The Hedge Fund as Investment Laboratory

The last two weeks, nothing has been fun, because all the portfolios, they all go the same way. There's no product diversification, so one fund's doing well another one's not doing well. I don't understand that word, supermarket, and the difficult thing right now is we have no confirmation for our ideas, we're taking a pasting. Three weeks ago, we were 11 or 12 points ahead of the index and today, that's probably now 3 or 4. At the same time, we were up 10-11 points in absolute terms in the hedge fund and that's come down to 4. So everywhere I look now, my tail's between my legs. But my message is the same. All my money's in my hedge fund. The hedge fund, I believe, is as superior product, and if you've got that minimal market, those pounds, euros, and dollars, I, we've placed within the hedge fund; we use the hedge fund as a laboratory, a test pad. We incubate ideas and once they take root and they gain legitimacy, and once we start to make money on the blasted things, we can then take little transplants and put in to our long [term] holdings. Its a better way, I hope its harmonious and they can live together, one benefits from the other.

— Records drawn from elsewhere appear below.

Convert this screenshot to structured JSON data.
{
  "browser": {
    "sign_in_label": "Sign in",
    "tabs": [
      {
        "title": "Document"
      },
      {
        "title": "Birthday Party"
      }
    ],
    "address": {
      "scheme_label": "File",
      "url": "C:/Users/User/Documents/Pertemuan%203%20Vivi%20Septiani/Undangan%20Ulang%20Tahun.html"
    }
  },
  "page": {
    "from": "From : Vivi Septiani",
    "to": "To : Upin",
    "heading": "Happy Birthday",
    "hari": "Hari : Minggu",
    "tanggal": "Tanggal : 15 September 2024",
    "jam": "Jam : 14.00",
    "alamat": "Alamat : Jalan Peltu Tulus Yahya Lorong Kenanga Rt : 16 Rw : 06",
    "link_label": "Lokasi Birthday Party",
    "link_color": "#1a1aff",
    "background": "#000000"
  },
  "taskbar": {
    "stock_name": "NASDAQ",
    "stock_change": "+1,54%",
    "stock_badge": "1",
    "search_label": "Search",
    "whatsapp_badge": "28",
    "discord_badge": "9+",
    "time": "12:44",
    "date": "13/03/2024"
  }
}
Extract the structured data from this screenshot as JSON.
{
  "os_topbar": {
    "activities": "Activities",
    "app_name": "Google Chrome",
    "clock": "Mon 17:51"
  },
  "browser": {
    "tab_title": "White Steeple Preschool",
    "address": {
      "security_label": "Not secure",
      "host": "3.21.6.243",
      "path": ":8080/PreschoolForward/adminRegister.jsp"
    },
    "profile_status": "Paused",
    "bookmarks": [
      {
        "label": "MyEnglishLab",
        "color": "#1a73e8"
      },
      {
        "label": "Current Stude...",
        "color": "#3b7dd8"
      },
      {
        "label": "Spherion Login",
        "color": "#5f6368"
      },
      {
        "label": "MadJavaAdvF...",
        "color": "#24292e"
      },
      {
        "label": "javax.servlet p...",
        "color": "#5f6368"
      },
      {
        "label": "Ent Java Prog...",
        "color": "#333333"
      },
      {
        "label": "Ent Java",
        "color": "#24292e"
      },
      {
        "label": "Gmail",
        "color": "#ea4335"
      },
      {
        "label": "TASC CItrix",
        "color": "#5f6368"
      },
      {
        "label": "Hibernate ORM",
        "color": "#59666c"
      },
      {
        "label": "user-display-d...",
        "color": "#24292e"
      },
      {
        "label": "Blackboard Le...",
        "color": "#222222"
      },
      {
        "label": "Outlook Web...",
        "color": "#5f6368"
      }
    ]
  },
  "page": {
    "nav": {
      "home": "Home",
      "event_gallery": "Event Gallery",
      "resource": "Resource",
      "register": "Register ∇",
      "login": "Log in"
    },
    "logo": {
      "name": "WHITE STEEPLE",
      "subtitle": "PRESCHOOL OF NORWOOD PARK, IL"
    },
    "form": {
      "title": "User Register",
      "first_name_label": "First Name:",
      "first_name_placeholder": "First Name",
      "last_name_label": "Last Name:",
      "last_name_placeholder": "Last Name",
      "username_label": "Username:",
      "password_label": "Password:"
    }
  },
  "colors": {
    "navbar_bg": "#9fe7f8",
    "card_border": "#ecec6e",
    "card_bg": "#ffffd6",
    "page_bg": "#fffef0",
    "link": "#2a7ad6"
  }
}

What is Eclectica's Investment Process?

We are very much free thinkers at the macro level. We, through our collective efforts in travel, in terms of information sources, in the way we look at things - you know we're trading currencies, we're trading commodity futures, we're trading government bonds, we've got fingers in the all of the pies, so when we come to look at an equity portfolio, we drill down all that wealth of experience, to try and determine the most likely path of the economy and the stocks that benefit from it. Our portfolios have undergone a dramatic change. Up until July of last year, we had up to three quarters of the portfolios invested in commodities, and the majority of that was agricultural commodities. But then, something happened. This deflation shock struck, and it hit, our crisis, and after three or four more months it hit the two year trend, and our portfolio changed. And today our portfolio is defensive. Tobacco, health care,  utilities, staples. In the last three weeks that's come under enormous downside pressure. But as I say to you its three weeks and we need monthly observations. Now if that downside pressure were to continue, our portfolio would change again.

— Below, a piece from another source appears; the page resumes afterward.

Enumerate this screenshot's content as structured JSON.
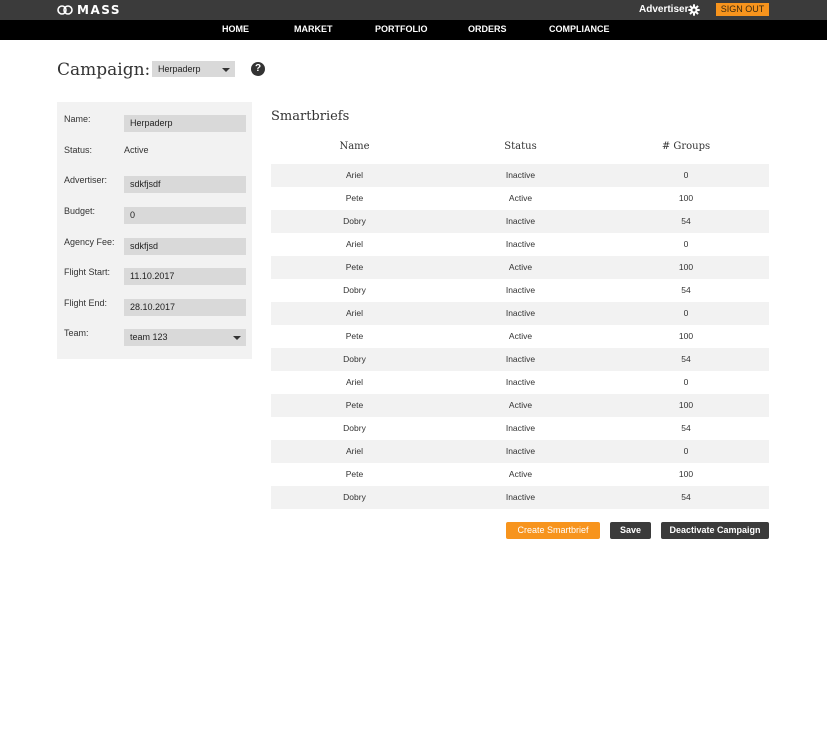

My ideological preference is that that won't happen, but I have to remain intellectually robust to change my portfolio if it does need to. As I say to you, it's not a process of three weeks or four weeks, we're not high intensity traders. New world, new price. New trend, new portfolio. That's our mantra, but today, we're still from the view that the economy is under duress and therefore we're still sticking to the low end of these trends, close to trends in the defensive stocks. Time will tell if we have to change them. 

Fund Management Without Conviction

Conviction has got no role in my operation. There are concerns about Eclectica, or about, me... The concern is that you see me everywhere, you see me on CNBC, I do Bloomberg in the US, I'm on the BBC - heavens, I made a documentary for Channel Four last year, and its all high falutin stuff and it all gives the impression that there's all of this conceit and arrogance - Hey, you're taking on, I am Hugh Hendry taking on the market, but its actually driven by the reverse. I actually very fearful of having ideas that I can articulate and gain your conviction. I'm very fearful of that, and so those first principals that we built up, what we call portfolio management principles. - we developed a series of rules which are there to constrain what I can do. So I can only get involved in the portfolios as I said to you when we have the legitimacy of a positive trend. Without a postive trend, you can take my conviction and you can throw it away. You can discard it. Conviction has to married with discipline, and we've always done that, but of course, when you see the odd soundbyte, and I'm going on and pontificating about something, you forget that if the trend changes, we change the portfolio.